Reigning from 1494-1556, Suleyman presided over not only an expansion in Ottoman territory, but also a golden age of artistic production. From the workshops associated with the Topkapi Palace in Istanbul, a range of robes, manuscripts, and luxury objects was being made that drew on a shared range of artistic motifs. Clouds, dragons, and flowers were rendered stylistically, combined in endless designs to create a consistent imperial idiom.
One of the icons of this Classical Age, as scholars commonly term it, were the Iznik tiles used to decorate not only the palace, but also Suleyman’s many imperial mosques. These drew on these same symbols, but rendered them in bright glazes. Turquoise–a light tropical blue colour–was so distinctive that it took its name from its use on these Turkish tiles.
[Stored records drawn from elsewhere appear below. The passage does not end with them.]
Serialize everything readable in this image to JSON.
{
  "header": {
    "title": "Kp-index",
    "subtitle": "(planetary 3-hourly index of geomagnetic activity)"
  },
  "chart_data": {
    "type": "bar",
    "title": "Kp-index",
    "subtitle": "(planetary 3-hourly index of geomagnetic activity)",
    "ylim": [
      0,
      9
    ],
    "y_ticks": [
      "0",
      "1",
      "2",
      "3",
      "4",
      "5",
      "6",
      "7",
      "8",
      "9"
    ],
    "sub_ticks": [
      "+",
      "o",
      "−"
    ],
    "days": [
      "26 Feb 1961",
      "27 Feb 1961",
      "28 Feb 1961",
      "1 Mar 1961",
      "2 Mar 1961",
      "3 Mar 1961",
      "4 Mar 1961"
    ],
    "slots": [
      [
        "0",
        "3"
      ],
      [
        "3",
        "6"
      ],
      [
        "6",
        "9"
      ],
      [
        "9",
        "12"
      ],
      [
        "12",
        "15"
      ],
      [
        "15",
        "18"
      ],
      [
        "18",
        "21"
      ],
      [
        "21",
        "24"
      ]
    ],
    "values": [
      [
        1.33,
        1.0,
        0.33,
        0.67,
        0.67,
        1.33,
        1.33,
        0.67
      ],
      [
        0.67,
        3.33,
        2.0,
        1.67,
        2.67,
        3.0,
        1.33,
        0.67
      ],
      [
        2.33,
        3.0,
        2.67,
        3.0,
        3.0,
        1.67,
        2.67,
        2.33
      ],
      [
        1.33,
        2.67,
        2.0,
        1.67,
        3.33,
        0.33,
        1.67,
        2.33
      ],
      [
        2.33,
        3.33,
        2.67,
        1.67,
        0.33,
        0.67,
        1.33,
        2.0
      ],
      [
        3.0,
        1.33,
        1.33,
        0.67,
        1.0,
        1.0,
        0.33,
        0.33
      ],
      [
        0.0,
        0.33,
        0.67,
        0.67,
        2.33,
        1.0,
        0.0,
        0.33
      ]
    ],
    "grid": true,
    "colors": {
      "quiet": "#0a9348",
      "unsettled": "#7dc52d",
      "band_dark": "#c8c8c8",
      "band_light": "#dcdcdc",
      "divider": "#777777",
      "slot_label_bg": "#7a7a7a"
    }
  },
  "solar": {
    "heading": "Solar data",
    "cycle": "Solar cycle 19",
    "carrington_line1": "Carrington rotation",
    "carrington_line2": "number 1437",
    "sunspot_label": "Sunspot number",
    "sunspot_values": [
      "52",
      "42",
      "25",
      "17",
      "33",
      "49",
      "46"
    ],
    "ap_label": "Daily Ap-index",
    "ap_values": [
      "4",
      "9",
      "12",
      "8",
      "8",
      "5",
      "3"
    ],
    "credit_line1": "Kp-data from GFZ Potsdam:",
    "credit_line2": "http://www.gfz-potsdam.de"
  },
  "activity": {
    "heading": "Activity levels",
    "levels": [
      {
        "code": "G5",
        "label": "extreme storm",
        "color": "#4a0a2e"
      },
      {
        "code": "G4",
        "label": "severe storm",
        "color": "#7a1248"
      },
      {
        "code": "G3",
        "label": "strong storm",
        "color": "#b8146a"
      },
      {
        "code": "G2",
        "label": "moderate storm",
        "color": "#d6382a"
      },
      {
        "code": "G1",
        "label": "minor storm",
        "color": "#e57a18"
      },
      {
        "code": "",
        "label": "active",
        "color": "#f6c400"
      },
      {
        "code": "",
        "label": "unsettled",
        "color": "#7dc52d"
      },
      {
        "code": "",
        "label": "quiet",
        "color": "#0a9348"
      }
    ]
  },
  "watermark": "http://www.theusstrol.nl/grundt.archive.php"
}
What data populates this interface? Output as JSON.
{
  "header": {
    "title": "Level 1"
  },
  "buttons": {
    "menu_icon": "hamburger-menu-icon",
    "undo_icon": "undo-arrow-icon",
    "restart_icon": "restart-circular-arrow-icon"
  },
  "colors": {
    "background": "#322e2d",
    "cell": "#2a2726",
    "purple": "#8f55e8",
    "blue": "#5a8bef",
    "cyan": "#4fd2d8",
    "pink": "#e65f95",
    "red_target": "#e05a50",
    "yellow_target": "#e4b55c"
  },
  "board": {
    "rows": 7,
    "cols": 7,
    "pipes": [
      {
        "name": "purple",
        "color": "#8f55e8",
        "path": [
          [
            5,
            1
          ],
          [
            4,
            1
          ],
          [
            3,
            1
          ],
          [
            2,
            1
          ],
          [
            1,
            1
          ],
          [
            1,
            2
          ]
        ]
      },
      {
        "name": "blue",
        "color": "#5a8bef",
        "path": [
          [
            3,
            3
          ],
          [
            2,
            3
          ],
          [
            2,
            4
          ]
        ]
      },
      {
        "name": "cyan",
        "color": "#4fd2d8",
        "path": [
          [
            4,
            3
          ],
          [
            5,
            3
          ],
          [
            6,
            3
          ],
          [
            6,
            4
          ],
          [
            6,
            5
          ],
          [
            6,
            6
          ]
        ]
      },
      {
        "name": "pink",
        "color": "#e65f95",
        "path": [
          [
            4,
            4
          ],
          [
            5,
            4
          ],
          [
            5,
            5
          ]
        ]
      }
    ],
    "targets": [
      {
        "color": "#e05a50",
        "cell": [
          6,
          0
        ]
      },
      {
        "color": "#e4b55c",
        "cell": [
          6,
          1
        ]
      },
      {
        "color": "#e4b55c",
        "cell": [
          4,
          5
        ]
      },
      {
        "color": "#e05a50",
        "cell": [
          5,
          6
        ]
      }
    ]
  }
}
Floral patterns were particularly popular in Iznik ceramics, and the tulip, with its elegant, curling petals, was especially common. It was employed on objects like jugs and plates as well as on tiles to be used in decorating buildings.
These tulips have defined the visual expression of Ottoman imperialism for centuries, symbolising the refinement of a courtly culture that looked to its eastern origins for artistic inspiration. Celebration of the tulip continues to this day in Turkey, where artisans produce ceramics in the Iznik style.
In addition to this, festivals area arranged to coincide with the flower’s blooming time in April, and the planting of tulips continues throughout the Ottman areas of modern Istanbul.